On imports from India by the US, A Sakthivel, Chairman, AEPC says, “Apparel imports of the United States witnessed an increase of 3.7 per cent in the Jan-May of 2013 from the previous year and amounted to $30.6 billion.”India’s export to EU for Jan-May 2013 amounted to $2.5 billion with a decline of -1.1 per cent compared to the same period of previous year, AEPC chairman observed.

Apparel Export Promotion Council, under the aegis of Ministry of Textiles, Government of India in active collaboration with Embassy of India, Japan, participated with 136 companies, constituting over 20 per cent share in overall participation in JFW International Fashion Fair, Tokyo from 17th – 19th July, 2013.

ZohraChatterji, Secretary (Textiles) inaugurated the ‘India Pavilion’ on July 17, 2013 at Tokyo, Japan. The Indian Pavilion witnessed over 1900 buyers and the business negotiated / done was US$ 32.4 million.

Chatterji had detailed interaction for increasing India’s textile and apparel exports with Shimomoura with various Japanese officials. She also chaired a seminar on ‘Growing India – Japan Cooperation in Textiles and Clothing Sector’ in the presence of leading textile and clothing stakeholders of Japan.Garment exports during the period 2012 were $ 293 million as compared to $270 million in 2011, posting a positive growth of 8.11 per cent. First time visitors were hopeful of generating business in the long term.  Considering this, it is expected that the overall growth in business with Japan may be over 10 per cent.

Chatterji also launched Fair Promotion Plan for Japanese buyers for the forthcoming international textile and apparel fair ‘Tex-Trends India’ to be held from January (20-22, 2014) at PragatiMaidan, New Delhi.

Textiles exports to Japan from the world isworth $41540 million. Apparel exports were worth $3,2073million in 2012. India’s exports of textile were worth $485 millon.

Washington-based International Cotton Advisory Committee (ICAC) predicts Pakistan, Brazil, Uzbekistan and many other countries are expected to produce about as much cotton in 2013-14 as they did in 2012-13. Production forecast in China in 2013-14 remained unchanged vis-à-vis last season, while production in India may rise a few hundred thousand tons because of a good monsoon. Production in the United States is falling because of dry weather in some states.

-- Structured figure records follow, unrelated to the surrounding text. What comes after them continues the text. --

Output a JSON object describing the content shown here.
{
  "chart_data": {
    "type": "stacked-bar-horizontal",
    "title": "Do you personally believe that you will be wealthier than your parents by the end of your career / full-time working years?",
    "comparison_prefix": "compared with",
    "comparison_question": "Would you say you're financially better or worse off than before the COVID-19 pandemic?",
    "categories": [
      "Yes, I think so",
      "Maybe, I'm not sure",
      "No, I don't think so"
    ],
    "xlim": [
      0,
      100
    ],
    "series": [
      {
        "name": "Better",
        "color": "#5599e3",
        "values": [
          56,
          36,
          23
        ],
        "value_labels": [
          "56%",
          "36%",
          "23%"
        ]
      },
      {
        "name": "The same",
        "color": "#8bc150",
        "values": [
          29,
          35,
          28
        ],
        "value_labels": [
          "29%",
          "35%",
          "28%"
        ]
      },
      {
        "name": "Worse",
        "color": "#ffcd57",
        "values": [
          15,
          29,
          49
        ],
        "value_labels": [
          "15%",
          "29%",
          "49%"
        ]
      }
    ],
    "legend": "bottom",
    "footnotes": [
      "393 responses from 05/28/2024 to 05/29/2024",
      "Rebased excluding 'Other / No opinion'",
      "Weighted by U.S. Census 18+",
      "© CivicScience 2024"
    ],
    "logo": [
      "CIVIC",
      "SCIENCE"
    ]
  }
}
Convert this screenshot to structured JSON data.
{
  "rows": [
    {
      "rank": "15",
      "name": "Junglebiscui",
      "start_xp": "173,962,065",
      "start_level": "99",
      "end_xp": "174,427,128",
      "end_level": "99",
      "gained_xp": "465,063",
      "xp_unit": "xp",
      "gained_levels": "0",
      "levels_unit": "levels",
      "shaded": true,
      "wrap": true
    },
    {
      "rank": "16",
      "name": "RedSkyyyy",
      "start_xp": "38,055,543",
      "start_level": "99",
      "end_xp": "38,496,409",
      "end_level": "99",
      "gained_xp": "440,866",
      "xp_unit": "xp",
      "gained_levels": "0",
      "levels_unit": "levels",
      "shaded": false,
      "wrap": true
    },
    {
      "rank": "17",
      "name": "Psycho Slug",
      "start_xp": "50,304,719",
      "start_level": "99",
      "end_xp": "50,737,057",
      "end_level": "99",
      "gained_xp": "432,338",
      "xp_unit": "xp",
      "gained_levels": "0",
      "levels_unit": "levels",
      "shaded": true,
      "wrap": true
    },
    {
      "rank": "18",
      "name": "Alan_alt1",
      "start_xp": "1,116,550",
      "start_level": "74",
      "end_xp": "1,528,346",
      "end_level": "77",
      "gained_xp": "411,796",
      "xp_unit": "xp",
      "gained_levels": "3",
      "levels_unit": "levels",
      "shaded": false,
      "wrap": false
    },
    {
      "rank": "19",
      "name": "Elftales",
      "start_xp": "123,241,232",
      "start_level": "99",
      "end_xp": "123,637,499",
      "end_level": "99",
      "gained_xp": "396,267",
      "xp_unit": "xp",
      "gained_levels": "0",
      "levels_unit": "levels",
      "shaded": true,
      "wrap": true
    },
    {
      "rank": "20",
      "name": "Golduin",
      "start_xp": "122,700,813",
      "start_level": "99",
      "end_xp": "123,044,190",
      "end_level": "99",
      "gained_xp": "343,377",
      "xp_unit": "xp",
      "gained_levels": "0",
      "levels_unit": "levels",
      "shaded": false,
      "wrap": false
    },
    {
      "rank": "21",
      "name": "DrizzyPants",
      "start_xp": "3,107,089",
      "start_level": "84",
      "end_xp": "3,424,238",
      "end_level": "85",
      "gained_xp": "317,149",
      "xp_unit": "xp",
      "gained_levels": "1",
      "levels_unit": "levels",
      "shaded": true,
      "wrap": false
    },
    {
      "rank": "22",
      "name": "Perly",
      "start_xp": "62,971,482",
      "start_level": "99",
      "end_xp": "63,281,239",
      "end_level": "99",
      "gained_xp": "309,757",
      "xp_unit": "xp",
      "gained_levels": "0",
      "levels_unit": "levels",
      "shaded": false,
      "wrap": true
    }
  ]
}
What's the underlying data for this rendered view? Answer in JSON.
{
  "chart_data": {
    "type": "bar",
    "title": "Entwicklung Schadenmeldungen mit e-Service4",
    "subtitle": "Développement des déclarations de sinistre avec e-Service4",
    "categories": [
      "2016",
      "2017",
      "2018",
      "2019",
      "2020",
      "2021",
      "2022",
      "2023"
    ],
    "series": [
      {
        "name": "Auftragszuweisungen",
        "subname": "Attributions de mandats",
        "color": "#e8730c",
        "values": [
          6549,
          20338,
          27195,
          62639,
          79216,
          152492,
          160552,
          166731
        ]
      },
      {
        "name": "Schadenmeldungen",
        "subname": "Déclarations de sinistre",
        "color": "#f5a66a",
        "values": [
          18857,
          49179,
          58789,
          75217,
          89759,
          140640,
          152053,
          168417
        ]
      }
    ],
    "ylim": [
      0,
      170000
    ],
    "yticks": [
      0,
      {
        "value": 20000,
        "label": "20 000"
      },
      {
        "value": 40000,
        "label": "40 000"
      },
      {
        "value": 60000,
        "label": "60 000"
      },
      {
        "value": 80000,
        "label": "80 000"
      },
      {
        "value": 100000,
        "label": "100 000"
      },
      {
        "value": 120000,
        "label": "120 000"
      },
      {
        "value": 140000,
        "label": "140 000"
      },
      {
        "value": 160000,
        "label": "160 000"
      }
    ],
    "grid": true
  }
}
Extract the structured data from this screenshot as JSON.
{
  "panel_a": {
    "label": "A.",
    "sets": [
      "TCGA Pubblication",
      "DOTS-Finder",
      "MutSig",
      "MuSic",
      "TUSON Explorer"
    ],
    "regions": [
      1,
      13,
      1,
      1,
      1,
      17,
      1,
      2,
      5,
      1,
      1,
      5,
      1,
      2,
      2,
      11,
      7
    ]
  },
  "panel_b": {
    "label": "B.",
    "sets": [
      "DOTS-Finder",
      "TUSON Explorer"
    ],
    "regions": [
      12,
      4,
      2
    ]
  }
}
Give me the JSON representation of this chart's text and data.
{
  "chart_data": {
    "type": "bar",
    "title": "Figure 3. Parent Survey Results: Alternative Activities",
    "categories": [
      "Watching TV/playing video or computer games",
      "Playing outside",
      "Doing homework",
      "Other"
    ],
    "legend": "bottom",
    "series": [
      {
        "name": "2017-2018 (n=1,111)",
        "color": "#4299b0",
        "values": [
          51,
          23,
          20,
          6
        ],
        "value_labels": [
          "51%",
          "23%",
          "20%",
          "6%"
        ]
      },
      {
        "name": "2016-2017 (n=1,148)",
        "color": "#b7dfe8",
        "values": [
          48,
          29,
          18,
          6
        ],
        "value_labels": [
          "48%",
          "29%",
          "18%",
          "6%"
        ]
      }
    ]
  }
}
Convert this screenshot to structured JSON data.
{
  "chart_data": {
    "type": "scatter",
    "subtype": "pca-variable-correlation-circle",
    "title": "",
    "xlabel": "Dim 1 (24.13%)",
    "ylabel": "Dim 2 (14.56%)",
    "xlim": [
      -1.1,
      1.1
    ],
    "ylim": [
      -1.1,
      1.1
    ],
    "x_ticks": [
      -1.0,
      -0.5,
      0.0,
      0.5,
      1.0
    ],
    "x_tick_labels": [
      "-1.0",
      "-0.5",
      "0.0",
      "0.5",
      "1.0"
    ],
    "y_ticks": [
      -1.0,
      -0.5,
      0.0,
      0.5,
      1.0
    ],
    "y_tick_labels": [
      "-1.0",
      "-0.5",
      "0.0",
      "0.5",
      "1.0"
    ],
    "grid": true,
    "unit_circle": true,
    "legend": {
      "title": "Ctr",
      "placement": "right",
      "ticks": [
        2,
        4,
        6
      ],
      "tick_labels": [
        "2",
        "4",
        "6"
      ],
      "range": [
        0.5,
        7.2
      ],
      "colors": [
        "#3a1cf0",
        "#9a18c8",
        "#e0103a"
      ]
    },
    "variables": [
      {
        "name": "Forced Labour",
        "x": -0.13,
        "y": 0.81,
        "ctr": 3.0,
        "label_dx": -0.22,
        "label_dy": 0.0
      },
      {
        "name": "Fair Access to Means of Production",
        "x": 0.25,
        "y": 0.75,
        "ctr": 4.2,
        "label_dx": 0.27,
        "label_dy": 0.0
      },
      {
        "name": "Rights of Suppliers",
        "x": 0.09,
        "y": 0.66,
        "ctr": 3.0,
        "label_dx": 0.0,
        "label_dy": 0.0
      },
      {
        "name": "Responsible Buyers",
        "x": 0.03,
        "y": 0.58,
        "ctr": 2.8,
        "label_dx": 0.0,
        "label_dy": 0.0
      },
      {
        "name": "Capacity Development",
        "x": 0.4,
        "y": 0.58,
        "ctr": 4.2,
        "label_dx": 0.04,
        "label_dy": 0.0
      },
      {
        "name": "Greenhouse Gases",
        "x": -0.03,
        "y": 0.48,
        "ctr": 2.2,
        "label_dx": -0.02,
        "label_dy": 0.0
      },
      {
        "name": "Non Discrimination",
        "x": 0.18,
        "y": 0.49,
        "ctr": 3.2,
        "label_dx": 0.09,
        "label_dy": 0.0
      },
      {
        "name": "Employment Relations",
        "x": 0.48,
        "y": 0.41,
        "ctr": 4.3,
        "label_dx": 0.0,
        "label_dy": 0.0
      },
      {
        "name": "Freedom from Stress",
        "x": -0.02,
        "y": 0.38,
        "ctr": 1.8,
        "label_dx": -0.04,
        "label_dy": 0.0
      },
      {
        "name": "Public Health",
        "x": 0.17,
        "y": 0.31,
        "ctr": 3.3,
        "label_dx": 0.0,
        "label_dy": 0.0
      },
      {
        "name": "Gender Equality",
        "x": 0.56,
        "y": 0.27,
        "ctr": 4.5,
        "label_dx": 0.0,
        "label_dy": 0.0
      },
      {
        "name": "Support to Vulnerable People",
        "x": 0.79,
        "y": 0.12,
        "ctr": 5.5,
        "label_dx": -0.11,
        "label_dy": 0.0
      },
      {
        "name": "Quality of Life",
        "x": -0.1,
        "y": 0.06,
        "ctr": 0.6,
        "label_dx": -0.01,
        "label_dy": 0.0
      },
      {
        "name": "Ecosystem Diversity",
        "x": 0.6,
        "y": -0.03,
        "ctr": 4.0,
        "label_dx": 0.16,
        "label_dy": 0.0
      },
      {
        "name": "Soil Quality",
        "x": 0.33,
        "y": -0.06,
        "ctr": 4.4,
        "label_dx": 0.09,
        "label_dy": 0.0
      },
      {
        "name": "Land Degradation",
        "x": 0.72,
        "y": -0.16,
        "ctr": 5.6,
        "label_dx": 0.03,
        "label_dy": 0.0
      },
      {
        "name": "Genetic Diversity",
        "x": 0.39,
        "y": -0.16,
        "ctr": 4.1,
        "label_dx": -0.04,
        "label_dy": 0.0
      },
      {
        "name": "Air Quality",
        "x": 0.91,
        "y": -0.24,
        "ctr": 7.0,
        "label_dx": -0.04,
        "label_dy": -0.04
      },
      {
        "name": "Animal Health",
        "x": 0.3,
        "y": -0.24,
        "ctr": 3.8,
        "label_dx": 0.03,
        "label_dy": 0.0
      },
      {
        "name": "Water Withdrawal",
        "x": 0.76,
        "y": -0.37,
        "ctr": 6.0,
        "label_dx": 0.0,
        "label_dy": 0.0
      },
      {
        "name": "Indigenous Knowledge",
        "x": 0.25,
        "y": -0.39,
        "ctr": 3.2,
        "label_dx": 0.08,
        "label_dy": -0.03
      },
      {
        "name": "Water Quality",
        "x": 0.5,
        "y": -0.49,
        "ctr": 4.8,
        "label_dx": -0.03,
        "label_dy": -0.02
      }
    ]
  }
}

According to the ICAC, 2013-14 world cotton production forecast is 25.6 million tons, while consumption forecast is 24 million tons. World trade forecast of the crop is 9 million tons, and world ending stocks are forecast at a record 19.8 million tons. World production will have exceeded consumption by a cumulative 11 million tons between 2010-11, and at the end of 2013-14, resulting in doubling of world ending stocks in four seasons. 

The International Cotton Advisory Committee established in September 1939 assists governments in fostering a healthy world cotton economy. Its role is to raise awareness, provide information and serve as a catalyst for cooperative action on issues of international significance. It provides statistics on world cotton production, consumption, trade and stocks and identifies emerging changes in the structure of the world cotton market. It serves as a clearing house for technical information about cotton and cotton textiles.